Including so many non-Pittsburgh artists is a bold move, and I imagine it might be controversial in some quarters. But, in the gallery, it works.
On the second floor, for instance, three semi-abstract prints by Chicago-based Jessica Labatte prove a fine complement to a series of pieces in various media by Pittsburgh’s A.W. Allison. Allison’s “unload natural artificer, the life of every person (empathy nerve)” is a mural-sized acrylic painting on fabric, hung like a banner, depicting dozens of fantastical, typically fateful encounters between dragons, demons and other mythical creatures, and some human figures as well. There are lots of swords, and I couldn’t always tell what was going on, but it’s compulsively viewable. Hung nearby, Labatte’s prints of iconic, meditatively gleaming stone-like objects are as austere as Allison’s vision is sprawling.
Likewise, the works on the third floor seem bound together by pieces from New Mexico-based artist Paula Wilson, in particular her 5-minute video “Life Spiral.” Part performance art, part nature photography, part visual poem, the video blends beautiful cinematography, surprising mise en scène and inventive editing to make a universal statement about life, love and death.
“Life Spiral” especially sets the scene for works hung nearby, like Pittsburgh-based Angie Jenning’s mixed-media-on-cloth pieces, the towering, dark-hued “Butterfly” and the somber “Water Weeps In a Vail.” And it pairs readily with Pittsburgh photographer Sue Abramson’s series of gelatin silver prints of cicadas (“Magicicada”) and her powerful series of 13 black-and-white photographic prints of large downed trees found in local parks.
Other notable works on the third floor include Pittsburgh-based Deanna Mance’s “What’s Contained in a Breath,” a colored-pencil wall mural that’s almost as densely populated as Wilson’s “natural artificer” but — instead of mayhem — teems with cowrie shells, eyeballs rolled heavenward, calming geometric patterns, and playfully colored figures proffering vases full of flowers.

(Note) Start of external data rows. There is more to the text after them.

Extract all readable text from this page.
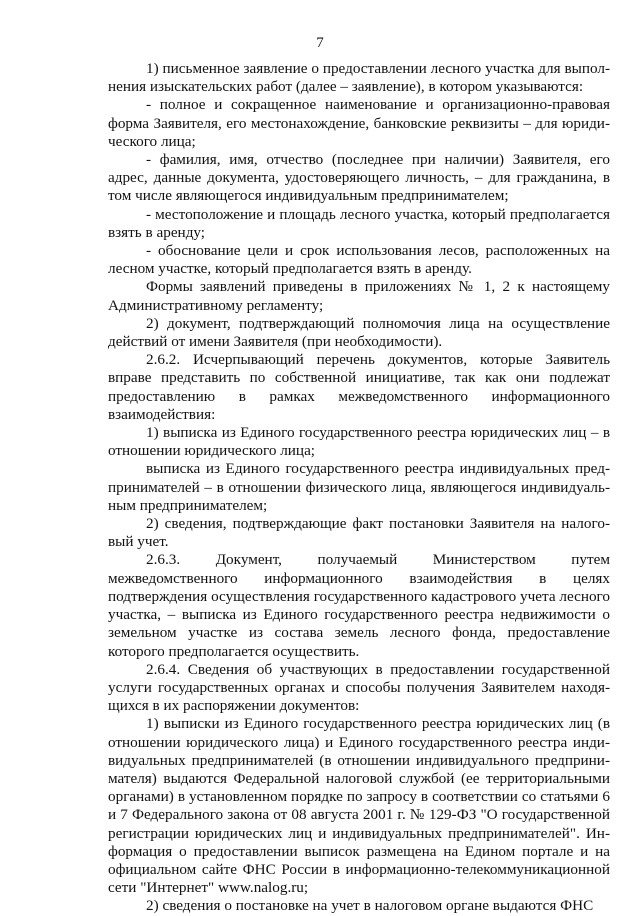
7

1) письменное заявление о предоставлении лесного участка для выполнения изыскательских работ (далее – заявление), в котором указываются:

- полное и сокращенное наименование и организационно-правовая форма Заявителя, его местонахождение, банковские реквизиты – для юридического лица;

- фамилия, имя, отчество (последнее при наличии) Заявителя, его адрес, данные документа, удостоверяющего личность, – для гражданина, в том числе являющегося индивидуальным предпринимателем;

- местоположение и площадь лесного участка, который предполагается взять в аренду;

- обоснование цели и срок использования лесов, расположенных на лесном участке, который предполагается взять в аренду.

Формы заявлений приведены в приложениях № 1, 2 к настоящему Административному регламенту;

2) документ, подтверждающий полномочия лица на осуществление действий от имени Заявителя (при необходимости).

2.6.2. Исчерпывающий перечень документов, которые Заявитель вправе представить по собственной инициативе, так как они подлежат предоставлению в рамках межведомственного информационного взаимодействия:

1) выписка из Единого государственного реестра юридических лиц – в отношении юридического лица;

выписка из Единого государственного реестра индивидуальных предпринимателей – в отношении физического лица, являющегося индивидуальным предпринимателем;

2) сведения, подтверждающие факт постановки Заявителя на налоговый учет.

2.6.3. Документ, получаемый Министерством путем межведомственного информационного взаимодействия в целях подтверждения осуществления государственного кадастрового учета лесного участка, – выписка из Единого государственного реестра недвижимости о земельном участке из состава земель лесного фонда, предоставление которого предполагается осуществить.

2.6.4. Сведения об участвующих в предоставлении государственной услуги государственных органах и способы получения Заявителем находящихся в их распоряжении документов:

1) выписки из Единого государственного реестра юридических лиц (в отношении юридического лица) и Единого государственного реестра индивидуальных предпринимателей (в отношении индивидуального предпринимателя) выдаются Федеральной налоговой службой (ее территориальными органами) в установленном порядке по запросу в соответствии со статьями 6 и 7 Федерального закона от 08 августа 2001 г. № 129-ФЗ "О государственной регистрации юридических лиц и индивидуальных предпринимателей". Информация о предоставлении выписок размещена на Едином портале и на официальном сайте ФНС России в информационно-телекоммуникационной сети "Интернет" www.nalog.ru;

2) сведения о постановке на учет в налоговом органе выдаются ФНС
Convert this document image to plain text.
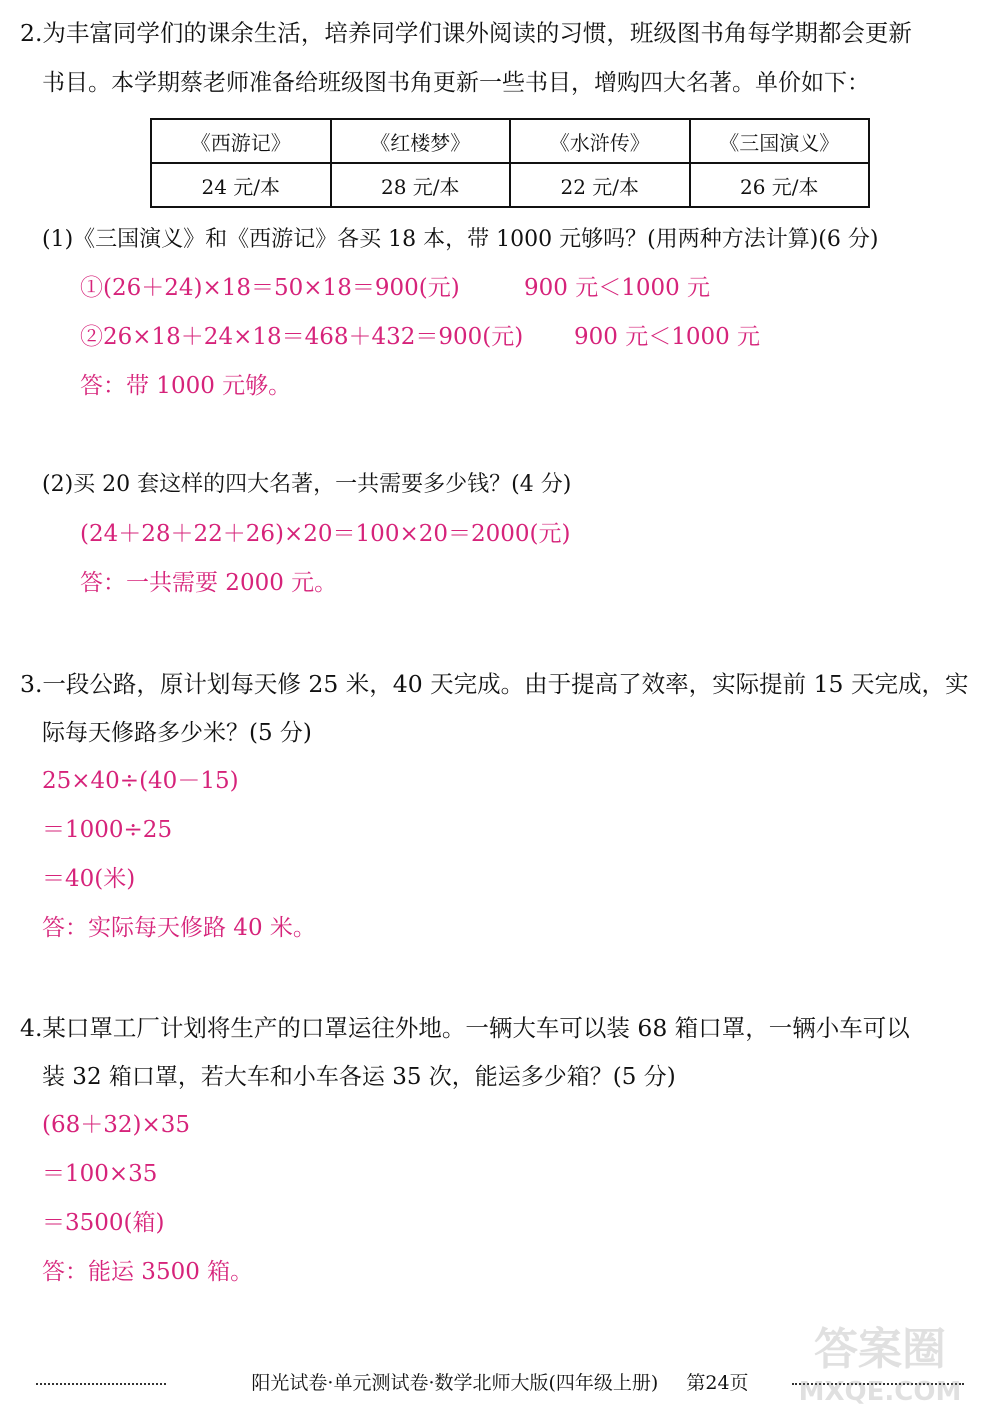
2.为丰富同学们的课余生活，培养同学们课外阅读的习惯，班级图书角每学期都会更新
书目。本学期蔡老师准备给班级图书角更新一些书目，增购四大名著。单价如下：
《西游记》	《红楼梦》	《水浒传》	《三国演义》
24 元/本	28 元/本	22 元/本	26 元/本
(1)《三国演义》和《西游记》各买 18 本，带 1000 元够吗？(用两种方法计算)(6 分)
①(26＋24)×18＝50×18＝900(元)	900 元＜1000 元
②26×18＋24×18＝468＋432＝900(元) 900 元＜1000 元
答：带 1000 元够。
(2)买 20 套这样的四大名著，一共需要多少钱？(4 分)
(24＋28＋22＋26)×20＝100×20＝2000(元)
答：一共需要 2000 元。
3.一段公路，原计划每天修 25 米，40 天完成。由于提高了效率，实际提前 15 天完成，实
际每天修路多少米？(5 分)
25×40÷(40－15)
＝1000÷25
＝40(米)
答：实际每天修路 40 米。
4.某口罩工厂计划将生产的口罩运往外地。一辆大车可以装 68 箱口罩，一辆小车可以
装 32 箱口罩，若大车和小车各运 35 次，能运多少箱？(5 分)
(68＋32)×35
＝100×35
＝3500(箱)
答：能运 3500 箱。
阳光试卷·单元测试卷·数学北师大版(四年级上册) 第24页
答案圈
MXQE.COM
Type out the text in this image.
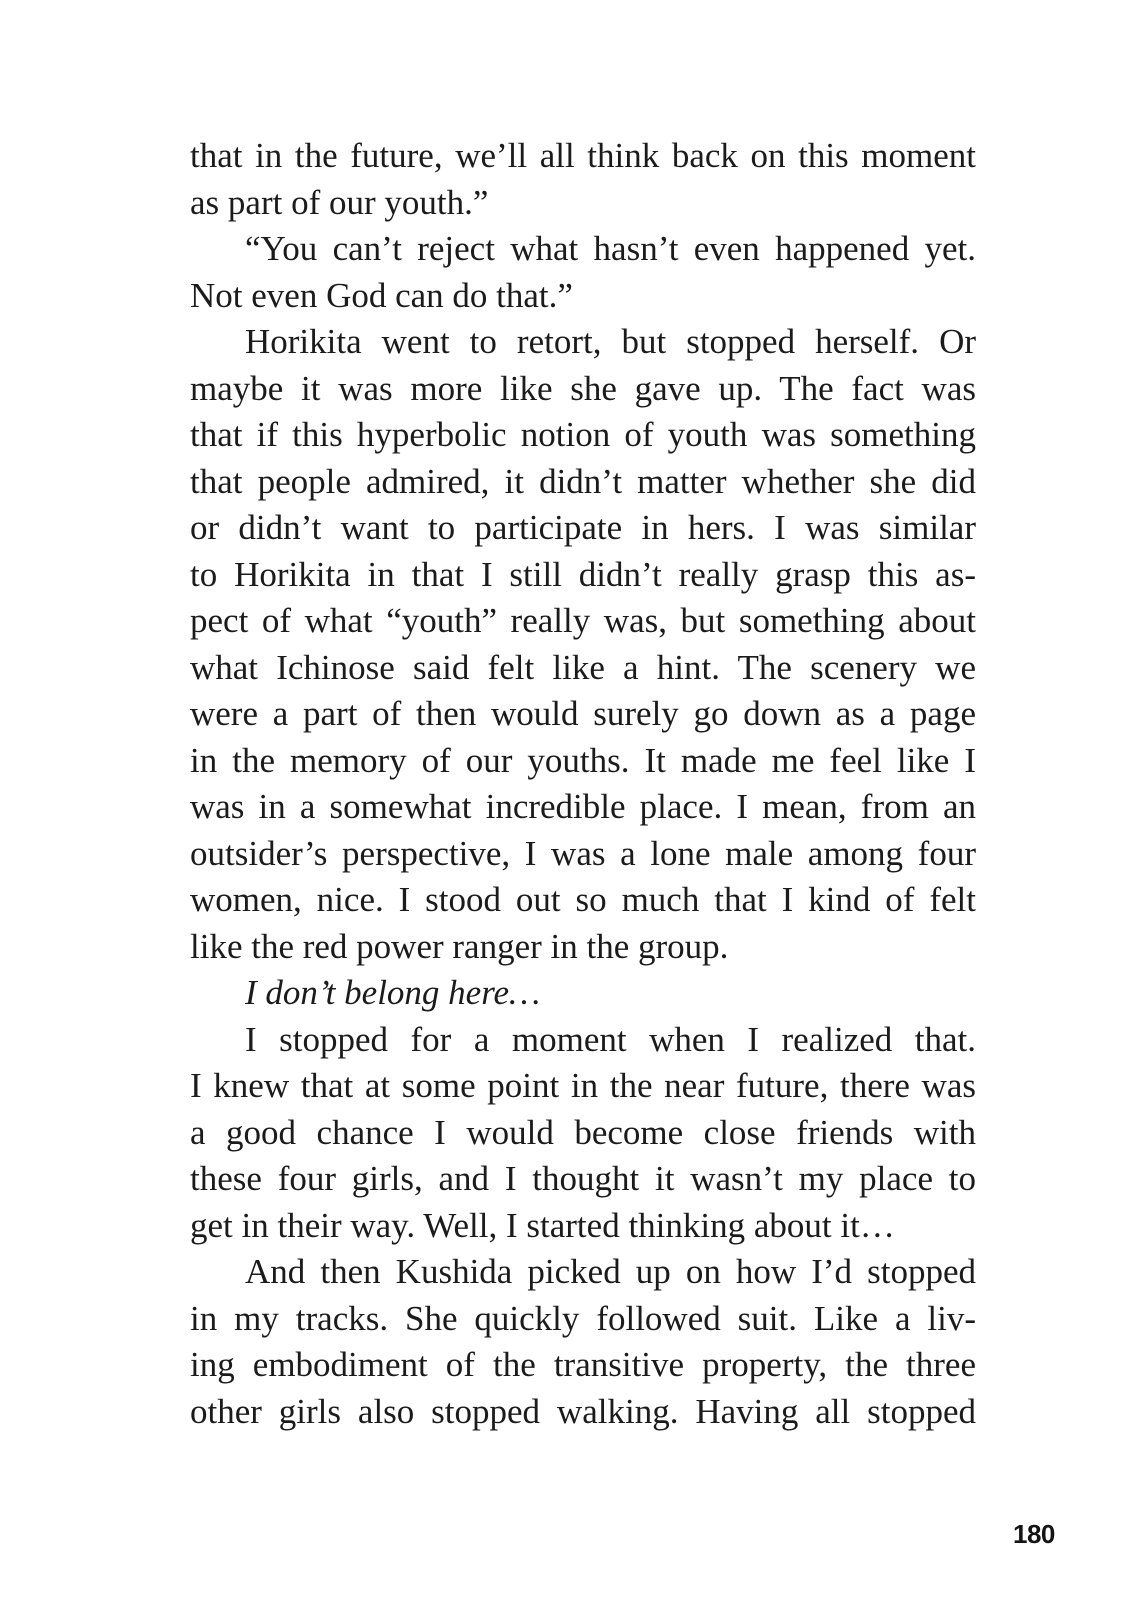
that in the future, we’ll all think back on this moment
as part of our youth.”
“You can’t reject what hasn’t even happened yet.
Not even God can do that.”
Horikita went to retort, but stopped herself. Or
maybe it was more like she gave up. The fact was
that if this hyperbolic notion of youth was something
that people admired, it didn’t matter whether she did
or didn’t want to participate in hers. I was similar
to Horikita in that I still didn’t really grasp this as-
pect of what “youth” really was, but something about
what Ichinose said felt like a hint. The scenery we
were a part of then would surely go down as a page
in the memory of our youths. It made me feel like I
was in a somewhat incredible place. I mean, from an
outsider’s perspective, I was a lone male among four
women, nice. I stood out so much that I kind of felt
like the red power ranger in the group.
I don’t belong here…
I stopped for a moment when I realized that.
I knew that at some point in the near future, there was
a good chance I would become close friends with
these four girls, and I thought it wasn’t my place to
get in their way. Well, I started thinking about it…
And then Kushida picked up on how I’d stopped
in my tracks. She quickly followed suit. Like a liv-
ing embodiment of the transitive property, the three
other girls also stopped walking. Having all stopped
180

And on the second floor, there’s a chance to get acquainted with (or catch up on) the work of fast-rising Pittsburgh artist Mikael Owunna, who pays homage to Igbo cosmology by photographing body-painted Black people with customized cameras under special light so they glimmer like galaxies. The show features four of his gleaming dye-sublimation prints on aluminum as well as a monitor (with headphones for the soundtrack) screening the 30-minute dance film “Obi Mbu,” co-directed with Marques Redd.